Auf dem Gelände der ehemaligen Ölmühle von 1710 waren durch Nachnutzungen nur wenige ungestörte Flächen für archäologische Untersuchungen übrig geblieben. Dennoch konnten von der Abteilung „hessenARCHÄOLOGIE“ des Landesamtes für Denkmalpflege drei vielversprechende Flächen festgelegt werden. Die Archäologen konnten dort unter anderem Gruben aus der Eisenzeit sowie Reste von Gebäuden, die wohl am ehesten der späten Merowinger- und frühen Karolingerzeit zugeordnet werden können, freilegen.
Ursprünglich war die Ölmühle benannt nach ihrem ersten Eigentümer: Sie hieß damals "Engelsmühle". Im Jahr 1731 wurde ihr Mühlbach vom Schwarzbach abgezweigt. Die Mühle war für eine Weile tatsächlich als Ölmühle in Betrieb, bis das Areal im vergangenen Jahrhundert von der Hoechst AG gekauft wurde und fortan als landwirtschaftliche Entwicklungsanstalt Verwendung fand.
Spannend war aus Sicht des Landesamtes für Denkmalpflege vor allem die Klärung des Mühlbachverlaufs, sowie ein kleines Gelände am südlichen Rand, das nie überbaut worden war. Zudem stellte sich natürlich auch die Frage, ob sich die auf dem Schokoladenfabrik-Gelände gemachten Funde jenseits des Hessendamms fortsetzen.
Entdeckt wurde bei den Ausgrabungen eine „lineare Struktur, ein etwa 50 Zentimeter tiefer Graben“, der sich auf dem Gelände der Schokoladenfabrik fortsetzt. In diesem Graben fand man auf Seiten des Hessendamms Fundstücke aus dem 17. und 18. Jahrhundert - wahrscheinlich handelte es sich dabei um einen Landwehrgraben.
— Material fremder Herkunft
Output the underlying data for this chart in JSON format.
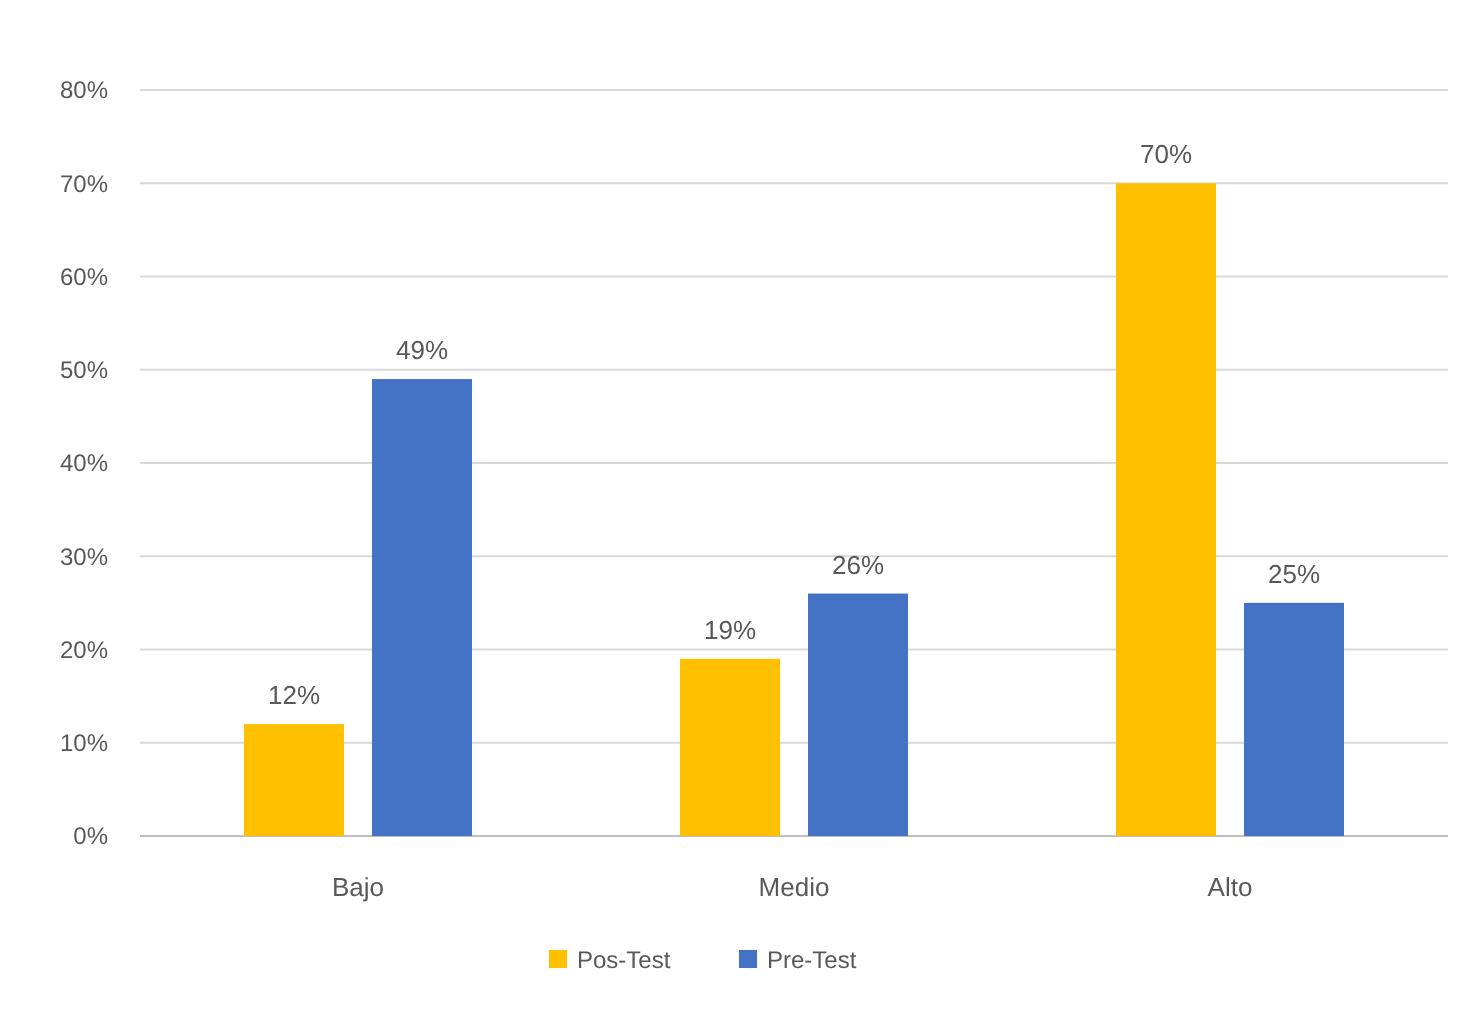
{
  "chart_data": {
    "type": "bar",
    "categories": [
      "Bajo",
      "Medio",
      "Alto"
    ],
    "series": [
      {
        "name": "Pos-Test",
        "color": "#ffc000",
        "values": [
          12,
          19,
          70
        ],
        "value_labels": [
          "12%",
          "19%",
          "70%"
        ]
      },
      {
        "name": "Pre-Test",
        "color": "#4472c4",
        "values": [
          49,
          26,
          25
        ],
        "value_labels": [
          "49%",
          "26%",
          "25%"
        ]
      }
    ],
    "ylim": [
      0,
      80
    ],
    "yticks": [
      {
        "value": 0,
        "label": "0%"
      },
      {
        "value": 10,
        "label": "10%"
      },
      {
        "value": 20,
        "label": "20%"
      },
      {
        "value": 30,
        "label": "30%"
      },
      {
        "value": 40,
        "label": "40%"
      },
      {
        "value": 50,
        "label": "50%"
      },
      {
        "value": 60,
        "label": "60%"
      },
      {
        "value": 70,
        "label": "70%"
      },
      {
        "value": 80,
        "label": "80%"
      }
    ],
    "grid": "y",
    "legend": "bottom"
  }
}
Zudem wurden auf dem Ölmühlengelände Überreste eines etwa zwölf Quadratmeter großen Hauses in Form von sechs Holzpfosten entdeckt. Auch undefinierbare Gruben mit lockerer, einheitlicher Verfüllung wurden gefunden, in Nachbarschaft zu kegelförmigen Abfall- und Vorratsgruben aus der Eisenzeit - entsprechende Funde ermöglichten diese Datierung.
Im Süden konnte Dr. Franka Schwellnus von frühmittelalterlichen Funden aus dem 7. und 8. Jahrhundert berichten - für sie der Höhepunkt der damaligen Grabungen: „Brandlehmspuren von Gewichten von Webstühlen deuten darauf hin, dass es sich um Handwerkshäuser handelt, die zum Weben genutzt wurden. Diese und auch Scherben lassen vermuten, dass es sich um eine kleine Handwerkssiedlung aus dem Frühmittelalter am Schwarzbach gehandelt hat, ältere Scherben deuten auf eine Besiedelung seit der Eisenzeit hin.“
Einige lange, rechteckige Gruben mit treppenähnlichem Abgang wurden auch wieder gefunden. Bereits auf dem Grabungsgelände Südwest wurden davon bereits 106 Stück entdeckt, stets in nörd-südlicher oder ost-westlicher Ausrichtung. Eine eindeutige Datierung oder eine Definition zur tatsächlichen Bestimmung dieser Gruben konnte noch nicht geklärt werden. Schwellnus bezeichnete diese speziellen Gruben, die zwischen 50 und 60 Zentimeter breit, zwischen 1,6 und zwei Meter lang und von unterschiedlicher Tiefe sind, als "Hattersheimer Phänomen." Eine Entstehung in moderner Zeit sei eher unwahrscheinlich, da dort keinerlei Spuren von modernem Schrott wie Schrauben oder Plastik gefunden wurden.